The process is similar to a hotel check-in: the platform receives only a yes/no confirmation. No personal data passes to the adult platform. Verifymy describes it simply: "Is this individual over 18? Yes or no." For users who are already providing payment details to access content, this is typically the least disruptive option.

This is a newer method, offered by BorderAge – one of the two certified providers BunnyCMS integrates with. The user holds their palm up to a camera, and the system estimates age from palm characteristics. BorderAge holds regulatory certification for this approach. For users who prefer not to show their face, it offers a biometric alternative that doesn't require any document or financial detail.

Digital ID apps – such as the Yoti app – let users store a verified proof-of-age credential on their device. When accessing a site, they share only confirmation that they are 18+. Nothing else is disclosed.

The EU's forthcoming digital identity wallets operate on the same principle using Zero-Knowledge Proof cryptography. The platform receives an age attestation – nothing more. No underlying identity data is transmitted at any point in the process.

The user grants permission for an age-check service to access their bank's confirmation that they are over 18. Since bank accounts require age verification at setup, this serves as a proxy for age confirmation. The bank confirms status; the platform receives the result.

The user provides their email address. The service analyses where that address has been used – banking, utility providers, financial services – and estimates the account holder's age from those associations. Verifymy reports this as the method users say they feel most comfortable with. Data may be retained for up to 28 days in encrypted form before deletion.

The user grants permission for an age-check service to query their mobile operator regarding account age filters. If no parental restrictions are in place, the account holder is confirmed as an adult. Importantly, the mobile operator does not learn which website the user intends to access.

Journey: User visits → sees SFW or blurred preview → subscribes or pays → completes age verification → unlocks full content.

Keeping verification after the payment decision reduces friction at the point where most drop-offs occur. Users can evaluate the platform and decide to subscribe before being asked to prove their age. Conversion rates tend to be stronger with this approach because the barrier doesn't appear during initial discovery.
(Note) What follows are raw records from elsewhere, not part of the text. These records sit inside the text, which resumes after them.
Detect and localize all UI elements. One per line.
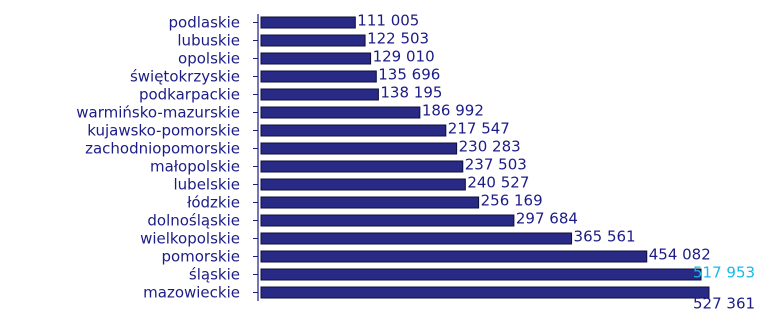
bar-10: [260, 196, 480, 209]
data-label: 111 005: [357, 12, 419, 30]
bar-2: [260, 52, 372, 65]
category-label: śląskie: [189, 266, 240, 284]
category-label: małopolskie: [150, 158, 240, 176]
category-label: lubelskie: [174, 176, 241, 194]
bar-13: [260, 250, 648, 263]
data-label: 217 547: [448, 120, 510, 138]
bar-8: [260, 160, 464, 173]
data-label: 138 195: [380, 84, 442, 102]
category-label: mazowieckie: [143, 284, 240, 302]
category-label: zachodniopomorskie: [85, 140, 240, 158]
category-label: podlaskie: [169, 14, 240, 32]
category-label: wielkopolskie: [140, 230, 240, 248]
data-label: 129 010: [373, 48, 435, 66]
bar-5: [260, 106, 421, 119]
data-label: 240 527: [467, 174, 529, 192]
bar-7: [260, 142, 458, 155]
bar-12: [260, 232, 573, 245]
data-label: 237 503: [465, 156, 527, 174]
chart-axis: [253, 14, 259, 301]
bar-15: [260, 286, 710, 299]
data-label: 454 082: [649, 246, 711, 264]
bar-0: [260, 16, 356, 29]
category-label: pomorskie: [161, 248, 240, 266]
bar-14: [260, 268, 702, 281]
category-label: warmińsko-mazurskie: [76, 104, 240, 122]
category-label: opolskie: [178, 50, 240, 68]
data-label: 256 169: [481, 192, 543, 210]
data-label: 122 503: [367, 30, 429, 48]
bar-6: [260, 124, 447, 137]
bar-3: [260, 70, 377, 83]
data-label: 297 684: [516, 210, 578, 228]
category-label: dolnośląskie: [147, 212, 240, 230]
category-labels: podlaskielubuskieopolskieświętokrzyskiep…: [76, 14, 240, 302]
data-label: 135 696: [378, 66, 440, 84]
data-label: 527 361: [693, 295, 755, 313]
chart-bars: [260, 16, 710, 299]
category-label: łódzkie: [187, 194, 240, 212]
category-label: podkarpackie: [139, 86, 240, 104]
category-label: kujawsko-pomorskie: [87, 122, 240, 140]
category-label: świętokrzyskie: [130, 68, 240, 86]
data-label: 517 953: [693, 264, 755, 282]
data-label: 230 283: [459, 138, 521, 156]
bar-9: [260, 178, 466, 191]
category-label: lubuskie: [177, 32, 240, 50]
bar-1: [260, 34, 366, 47]
bar-11: [260, 214, 515, 227]
data-label: 186 992: [422, 102, 484, 120]
bar-4: [260, 88, 379, 101]
data-label: 365 561: [574, 228, 636, 246]
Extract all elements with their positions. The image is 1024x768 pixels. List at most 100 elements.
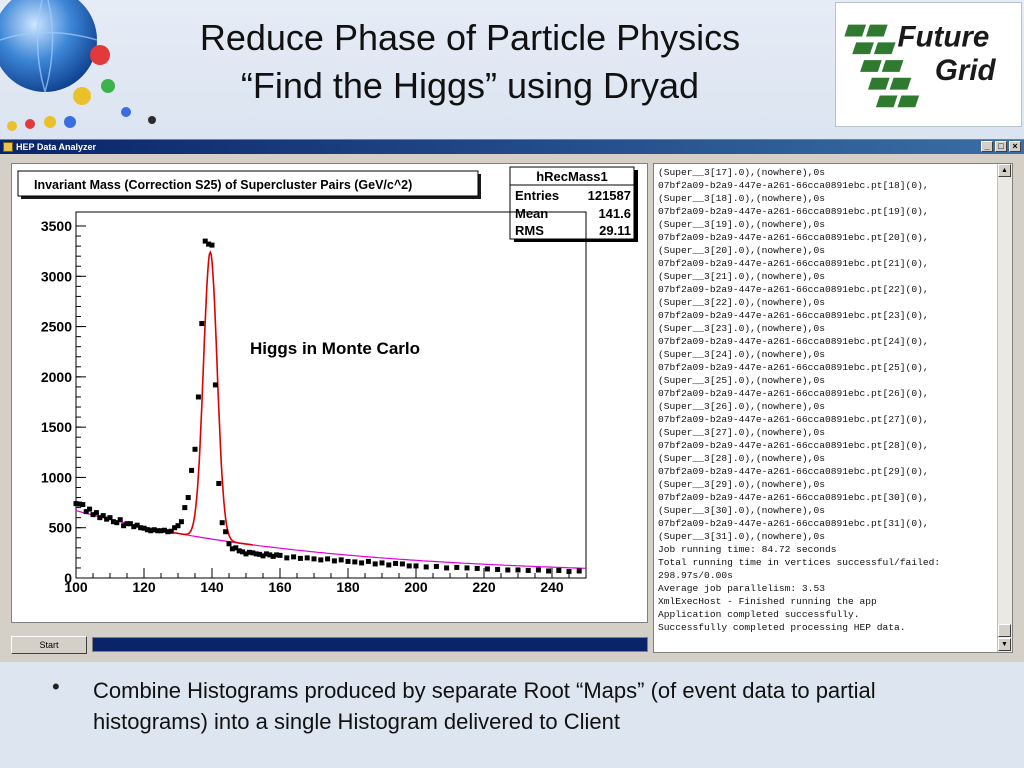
data-point [318, 557, 324, 563]
title-line-1: Reduce Phase of Particle Physics [199, 17, 741, 58]
data-point [134, 522, 140, 528]
log-scrollbar[interactable]: ▲ ▼ [997, 164, 1012, 652]
y-tick-label: 2000 [41, 369, 72, 385]
data-point [243, 551, 249, 557]
app-icon [3, 142, 13, 152]
y-tick-label: 1000 [41, 469, 72, 485]
scroll-thumb[interactable] [998, 624, 1011, 637]
data-point [556, 567, 562, 573]
y-tick-label: 2500 [41, 319, 72, 335]
x-tick-label: 220 [472, 579, 496, 595]
data-point [566, 568, 572, 574]
data-point [474, 565, 480, 571]
hep-window: HEP Data Analyzer _ □ × Invariant Mass (… [0, 139, 1024, 662]
data-point [199, 321, 205, 327]
x-tick-label: 240 [540, 579, 564, 595]
data-point [444, 565, 450, 571]
histogram-chart: Invariant Mass (Correction S25) of Super… [17, 166, 638, 595]
data-point [195, 394, 201, 400]
stats-rms-value: 29.11 [599, 223, 631, 238]
logo-text-future: Future [898, 20, 990, 53]
data-point [274, 552, 280, 558]
data-point [158, 528, 164, 534]
data-point [372, 561, 378, 567]
data-point [379, 560, 385, 566]
background-fit-line [75, 510, 587, 569]
data-point [484, 566, 490, 572]
data-point [202, 238, 208, 244]
data-point [406, 563, 412, 569]
plot-frame [75, 211, 587, 579]
scroll-up-arrow-icon[interactable]: ▲ [998, 164, 1011, 177]
data-point [433, 563, 439, 569]
data-point [93, 510, 99, 516]
start-button[interactable]: Start [11, 636, 87, 654]
data-point [189, 467, 195, 473]
minimize-button[interactable]: _ [981, 141, 993, 152]
y-tick-label: 0 [64, 570, 72, 586]
x-tick-label: 120 [132, 579, 156, 595]
data-point [107, 515, 113, 521]
data-point [311, 556, 317, 562]
data-point [138, 525, 144, 531]
data-point [331, 558, 337, 564]
data-point [325, 556, 331, 562]
maximize-button[interactable]: □ [995, 141, 1007, 152]
futuregrid-logo: Future Grid [835, 2, 1022, 127]
x-tick-label: 140 [200, 579, 224, 595]
window-titlebar[interactable]: HEP Data Analyzer _ □ × [0, 140, 1024, 154]
data-point [546, 568, 552, 574]
data-point [124, 521, 130, 527]
y-tick-label: 1500 [41, 419, 72, 435]
data-point [423, 564, 429, 570]
data-point [185, 495, 191, 501]
data-point [291, 554, 297, 560]
bullet-marker: • [52, 674, 60, 699]
data-point [454, 564, 460, 570]
data-point [216, 480, 222, 486]
stats-mean-value: 141.6 [598, 206, 631, 221]
data-point [104, 516, 110, 522]
data-point [229, 546, 235, 552]
data-point [131, 524, 137, 530]
data-point [73, 501, 79, 507]
stats-entries-label: Entries [515, 188, 559, 203]
data-point [121, 523, 127, 529]
x-tick-label: 200 [404, 579, 428, 595]
data-point [297, 555, 303, 561]
data-point [209, 242, 215, 248]
data-point [97, 515, 103, 521]
progress-bar [92, 637, 648, 652]
stats-box: hRecMass1 Entries 121587 Mean 141.6 RMS … [509, 166, 638, 242]
data-point [525, 567, 531, 573]
x-tick-label: 180 [336, 579, 360, 595]
data-point [144, 527, 150, 533]
data-point [87, 506, 93, 512]
data-point [127, 521, 133, 527]
scroll-down-arrow-icon[interactable]: ▼ [998, 638, 1011, 651]
data-point [226, 541, 232, 547]
stats-mean-label: Mean [515, 206, 548, 221]
data-point [83, 509, 89, 515]
data-point [535, 567, 541, 573]
data-point [576, 568, 582, 574]
slide-header: Reduce Phase of Particle Physics “Find t… [0, 0, 1024, 138]
data-point [284, 555, 290, 561]
data-point [352, 559, 358, 565]
close-button[interactable]: × [1009, 141, 1021, 152]
data-point [338, 557, 344, 563]
data-point [399, 561, 405, 567]
data-point [172, 525, 178, 531]
data-point [168, 528, 174, 534]
x-tick-label: 160 [268, 579, 292, 595]
data-point [141, 525, 147, 531]
data-point [80, 502, 86, 508]
slide-body: • Combine Histograms produced by separat… [0, 662, 1024, 768]
data-point [386, 562, 392, 568]
y-tick-label: 500 [49, 520, 73, 536]
log-panel[interactable]: (Super__3[17].0),(nowhere),0s 07bf2a09-b… [653, 163, 1013, 653]
logo-text-grid: Grid [935, 54, 997, 87]
data-point [263, 551, 269, 557]
histogram-panel: Invariant Mass (Correction S25) of Super… [11, 163, 648, 623]
data-point [212, 382, 218, 388]
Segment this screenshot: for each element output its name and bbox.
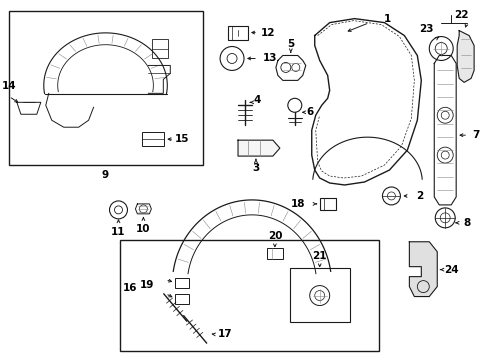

The trade-off is a limited preview experience: users in locations where compliance is required will only see safe-for-work or blurred content until verification is complete. This works best for subscription-based paysites where converting a visitor into a paying subscriber is the primary goal.

Journey: User visits → completes age verification → views full preview content → decides whether to purchase.

Giving users full preview access before asking for payment builds trust and lets the content make the case for itself. Subscribers who choose to pay after seeing the full preview tend to have stronger intent and lower churn.

The trade-off is that verification sits at the very beginning of the journey – before any commercial relationship exists. This is the moment of highest drop-off risk, and the quality of the verification experience matters more here than anywhere else.

This structure works best for platforms where the preview is a major driver of purchase decisions: high-quality VOD libraries, niche content where users need to assess fit before committing, or fan platforms where the creator's voice and style need to come through before a subscription makes sense.

The most effective implementations offer both flows simultaneously, letting user behaviour and regional requirements determine the path.

Users who want full preview access can verify first. Users who prefer to subscribe and deal with identity checks later can pay first. The platform stays compliant under both paths, and friction is reduced for the broadest possible audience.

This is how BunnyCMS implements verification through its Age Verification Module – handling both flows with Yoti and BorderAge, including fallback logic for different user preferences and regional compliance requirements.